A team of archaeologists has commenced an extensive research on a centuries-old underground "city", which is located in Salehabad district of Hamedan province, west-central Iran.
This site, estimated to date 800 years, was found some three years ago but the story didn’t publicized in order to prevent any possible looting from the underground city before the appropriation of credits for the beginning of studies, a provincial tourism official Ahmad Torabi said.
The official said that initial works found at the site are pieces of pottery, which are related to the Islamic and earlier eras, emphasizing “We need more time to do further research and exploration so that we can fully investigate this area.”

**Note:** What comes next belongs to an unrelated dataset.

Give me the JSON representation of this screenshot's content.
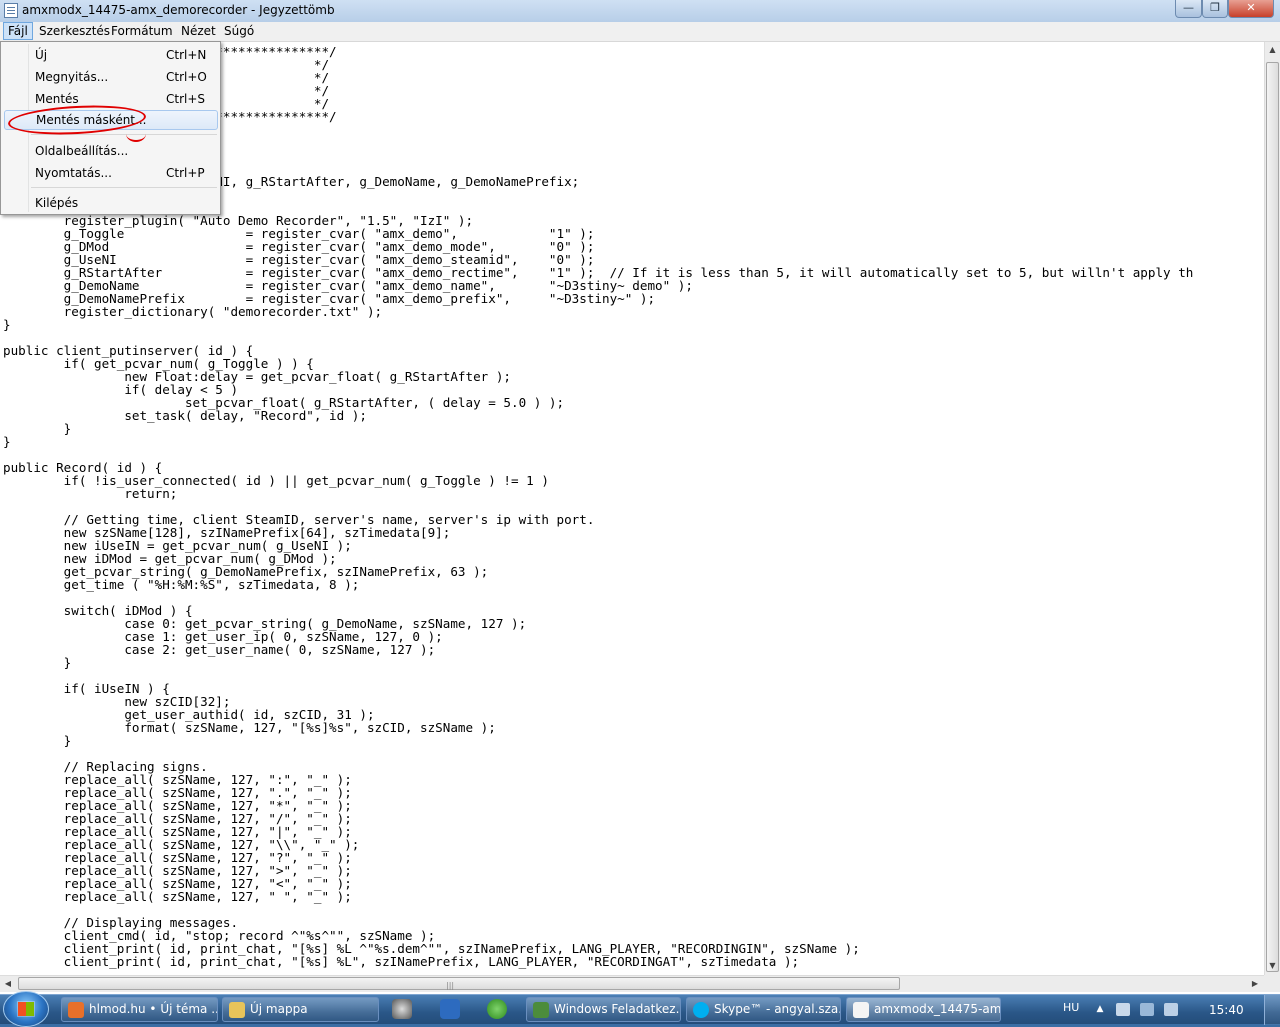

“At the time when Russian soldiers crossed the area [during the World War II], the men of the region concealed their families in the underground city so that no one noticed their presence,” Torabi added.
It is the third underground city being discovered in Hamedan province after Samen and ArzanFud, which some archaeologists attribute the two to the times of Medes (678 – 549 BC) so that Hamedan may be named as a pioneering region of troglodyte architecture in the country, he explained.
Last October, Hamedan hosted the 3rd International Troglodytic Architecture Conference in which tens of experts, researches and academia discussed troglodyte-associated architecture, culture and technology.
Modern Hamedan largely lies on ancient Ecbatana, which was the capital of Media and subsequently a summer residence of the Achaemenian kings who ruled Persia from 553 to 330 BC.